Ich weiß nicht, wie viele Stunden es so weiterging. Die Franzosen warfen uns alles entgegen, was sie hatten und plötzlich brach der Sturm ab. Ich sank auf die Knie und übergab mich, schloss die Augen und weinte bitterlich. Als ich sie wieder öffnete, blickte ich, unter all den Toten, in das Gesicht des jungen Ritters, und der Anblick brannte sich für alle Zeit in mein Gedächtnis.
Am Abend besuchte mich Jean erneut im Lager. Er legte mir, ohne ein Wort zu sagen, die Hand auf die Schulter und setzte sich neben mich. Schweigend starrten wir so Minuten ins Lagerfeuer.
„Ist es immer so?“, fragte ich in die Stille.
Wortlos nickte Jean, als würden ihm gerade die alptraumhaftesten Bilder erscheinen.

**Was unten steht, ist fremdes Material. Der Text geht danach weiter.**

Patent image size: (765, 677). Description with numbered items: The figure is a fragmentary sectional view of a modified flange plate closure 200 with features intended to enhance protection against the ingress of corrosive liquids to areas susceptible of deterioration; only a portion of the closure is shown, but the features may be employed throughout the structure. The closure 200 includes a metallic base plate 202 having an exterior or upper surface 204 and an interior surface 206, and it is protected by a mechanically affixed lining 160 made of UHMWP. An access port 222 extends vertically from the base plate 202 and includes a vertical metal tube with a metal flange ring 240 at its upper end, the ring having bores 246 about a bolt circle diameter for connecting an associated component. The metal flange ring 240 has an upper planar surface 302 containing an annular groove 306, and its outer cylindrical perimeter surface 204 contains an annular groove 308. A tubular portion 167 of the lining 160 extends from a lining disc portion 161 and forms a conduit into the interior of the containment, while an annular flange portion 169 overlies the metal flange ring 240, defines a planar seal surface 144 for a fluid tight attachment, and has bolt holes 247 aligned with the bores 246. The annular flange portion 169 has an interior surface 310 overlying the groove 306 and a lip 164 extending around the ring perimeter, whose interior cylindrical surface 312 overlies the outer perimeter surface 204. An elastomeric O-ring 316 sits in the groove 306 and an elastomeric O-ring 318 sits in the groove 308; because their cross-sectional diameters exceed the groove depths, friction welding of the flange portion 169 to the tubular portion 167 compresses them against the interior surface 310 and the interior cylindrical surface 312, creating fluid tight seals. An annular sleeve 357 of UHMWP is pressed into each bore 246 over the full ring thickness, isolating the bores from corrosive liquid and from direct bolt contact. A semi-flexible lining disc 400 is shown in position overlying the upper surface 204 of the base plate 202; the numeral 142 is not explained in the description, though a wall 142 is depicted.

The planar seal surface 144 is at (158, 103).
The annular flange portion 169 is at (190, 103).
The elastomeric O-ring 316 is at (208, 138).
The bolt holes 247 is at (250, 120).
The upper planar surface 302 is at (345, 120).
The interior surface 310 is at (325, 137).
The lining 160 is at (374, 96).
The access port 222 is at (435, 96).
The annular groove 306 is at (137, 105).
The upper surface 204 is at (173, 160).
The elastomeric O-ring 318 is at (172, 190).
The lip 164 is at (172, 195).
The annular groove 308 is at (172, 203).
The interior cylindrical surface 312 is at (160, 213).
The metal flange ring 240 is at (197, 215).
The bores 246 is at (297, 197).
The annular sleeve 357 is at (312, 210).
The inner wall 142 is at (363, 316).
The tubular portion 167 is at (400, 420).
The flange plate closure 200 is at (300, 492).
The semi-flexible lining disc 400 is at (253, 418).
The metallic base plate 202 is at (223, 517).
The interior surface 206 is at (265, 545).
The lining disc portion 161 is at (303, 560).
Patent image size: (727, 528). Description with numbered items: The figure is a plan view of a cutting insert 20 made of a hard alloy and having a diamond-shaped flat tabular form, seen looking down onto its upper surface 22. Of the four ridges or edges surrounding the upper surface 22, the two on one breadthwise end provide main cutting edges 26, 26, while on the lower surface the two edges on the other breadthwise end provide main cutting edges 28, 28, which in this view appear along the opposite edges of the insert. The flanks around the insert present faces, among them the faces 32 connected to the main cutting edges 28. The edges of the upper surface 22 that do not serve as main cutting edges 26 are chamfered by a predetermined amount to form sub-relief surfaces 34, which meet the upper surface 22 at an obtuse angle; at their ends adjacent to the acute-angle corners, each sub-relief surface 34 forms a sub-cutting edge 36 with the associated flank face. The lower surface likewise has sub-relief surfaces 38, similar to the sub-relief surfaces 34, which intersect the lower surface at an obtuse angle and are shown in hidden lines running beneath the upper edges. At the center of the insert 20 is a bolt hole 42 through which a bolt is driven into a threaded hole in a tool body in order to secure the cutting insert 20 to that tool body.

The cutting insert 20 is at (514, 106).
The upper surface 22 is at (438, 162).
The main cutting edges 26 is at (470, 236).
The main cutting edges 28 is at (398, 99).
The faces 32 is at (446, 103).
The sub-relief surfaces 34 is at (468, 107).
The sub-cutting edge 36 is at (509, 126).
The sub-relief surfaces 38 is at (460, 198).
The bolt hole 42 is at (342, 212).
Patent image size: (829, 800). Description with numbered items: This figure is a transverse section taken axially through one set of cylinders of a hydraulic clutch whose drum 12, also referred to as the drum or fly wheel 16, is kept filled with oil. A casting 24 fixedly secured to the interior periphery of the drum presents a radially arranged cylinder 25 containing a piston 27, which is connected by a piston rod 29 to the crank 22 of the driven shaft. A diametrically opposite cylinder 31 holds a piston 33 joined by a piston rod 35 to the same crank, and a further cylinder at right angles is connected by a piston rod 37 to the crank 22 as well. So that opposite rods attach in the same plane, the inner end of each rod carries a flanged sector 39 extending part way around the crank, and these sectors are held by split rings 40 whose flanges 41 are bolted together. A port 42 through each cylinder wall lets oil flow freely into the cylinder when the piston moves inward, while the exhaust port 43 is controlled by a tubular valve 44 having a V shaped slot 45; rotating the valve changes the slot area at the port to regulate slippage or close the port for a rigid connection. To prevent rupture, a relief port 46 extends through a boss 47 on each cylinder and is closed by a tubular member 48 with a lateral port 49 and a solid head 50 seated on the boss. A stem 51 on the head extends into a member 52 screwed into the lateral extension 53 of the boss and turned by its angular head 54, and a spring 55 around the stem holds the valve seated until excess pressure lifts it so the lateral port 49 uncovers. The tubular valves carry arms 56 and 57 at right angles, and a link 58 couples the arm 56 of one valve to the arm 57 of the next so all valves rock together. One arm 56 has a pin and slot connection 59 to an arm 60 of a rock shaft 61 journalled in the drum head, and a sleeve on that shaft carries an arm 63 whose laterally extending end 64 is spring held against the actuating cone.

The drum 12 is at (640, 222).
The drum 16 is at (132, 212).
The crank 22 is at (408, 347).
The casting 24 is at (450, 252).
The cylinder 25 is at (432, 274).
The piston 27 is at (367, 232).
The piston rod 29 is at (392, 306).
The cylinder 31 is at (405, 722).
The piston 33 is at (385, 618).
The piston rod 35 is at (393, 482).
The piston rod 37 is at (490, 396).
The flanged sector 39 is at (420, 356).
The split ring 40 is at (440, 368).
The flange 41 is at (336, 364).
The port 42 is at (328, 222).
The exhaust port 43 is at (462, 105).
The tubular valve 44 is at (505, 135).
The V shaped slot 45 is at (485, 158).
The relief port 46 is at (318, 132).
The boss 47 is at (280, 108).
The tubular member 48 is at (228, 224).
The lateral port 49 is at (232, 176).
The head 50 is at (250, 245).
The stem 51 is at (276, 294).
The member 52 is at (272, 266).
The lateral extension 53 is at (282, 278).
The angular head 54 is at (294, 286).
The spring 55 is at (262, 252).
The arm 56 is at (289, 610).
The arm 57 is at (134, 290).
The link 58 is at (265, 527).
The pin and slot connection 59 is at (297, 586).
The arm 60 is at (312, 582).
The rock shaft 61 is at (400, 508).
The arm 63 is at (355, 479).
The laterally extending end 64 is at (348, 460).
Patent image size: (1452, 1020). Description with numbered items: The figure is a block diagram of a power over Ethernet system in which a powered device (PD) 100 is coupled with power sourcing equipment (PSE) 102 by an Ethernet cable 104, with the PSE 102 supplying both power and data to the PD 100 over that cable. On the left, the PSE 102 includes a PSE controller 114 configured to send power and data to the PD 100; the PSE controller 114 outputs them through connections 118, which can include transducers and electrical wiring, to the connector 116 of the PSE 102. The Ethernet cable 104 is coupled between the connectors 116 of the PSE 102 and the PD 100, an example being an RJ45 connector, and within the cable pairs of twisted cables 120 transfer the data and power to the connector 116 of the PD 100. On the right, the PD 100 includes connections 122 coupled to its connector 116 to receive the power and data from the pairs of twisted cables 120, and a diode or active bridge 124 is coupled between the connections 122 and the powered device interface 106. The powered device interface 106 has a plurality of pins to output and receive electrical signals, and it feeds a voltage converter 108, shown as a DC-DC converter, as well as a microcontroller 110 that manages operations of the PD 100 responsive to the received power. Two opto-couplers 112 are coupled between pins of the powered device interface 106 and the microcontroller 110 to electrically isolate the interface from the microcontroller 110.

„Hast du deshalb den Templern den Rücken gekehrt?“
Und dann begann Jean zu erzählen. Er erzählte von den grauenhaften Geschehnissen im Heiligen Land. Von den Gräueltaten, begangen von beiden Seiten. Den Alpträumen, die ihn jede Nacht schweißgebadet aufschreckten. Über Freunde, gestorben in seinen Armen und einer Liebe, die er zurücklassen musste. Er schloss mit den Worten, die sich bis heute in meine Seele gebrannt haben:
„Ruhm und Ehre findest du nicht auf dem Schlachtfeld. Das sind Begriffe, erfunden von den Mächtigen, um dir eine Legitimation für Mord und Totschlag zu geben. Es gibt nichts Ehrenhaftes daran, jemanden aus irgendeiner Überzeugung zu töten. Noch ist es ruhmreich, sein Leben für falsche Interessen zu opfern. Nicht für Gott, nicht für König, nicht für Land. Am Ende heben wir doch nur das Schwert, um unser kleines, armseliges Leben und das derer wir lieben, zu schützen. Als Schild und Freund. Nicht weniger, aber vor allem auch nicht mehr. Denke immer daran, wenn dir irgendwer sagt, du müsstest wegen diesem oder jenem kämpfen.“
Nach diesen Worten verließ er mich, das Lager, Flandern. Ich habe ihn nie wieder gesehen.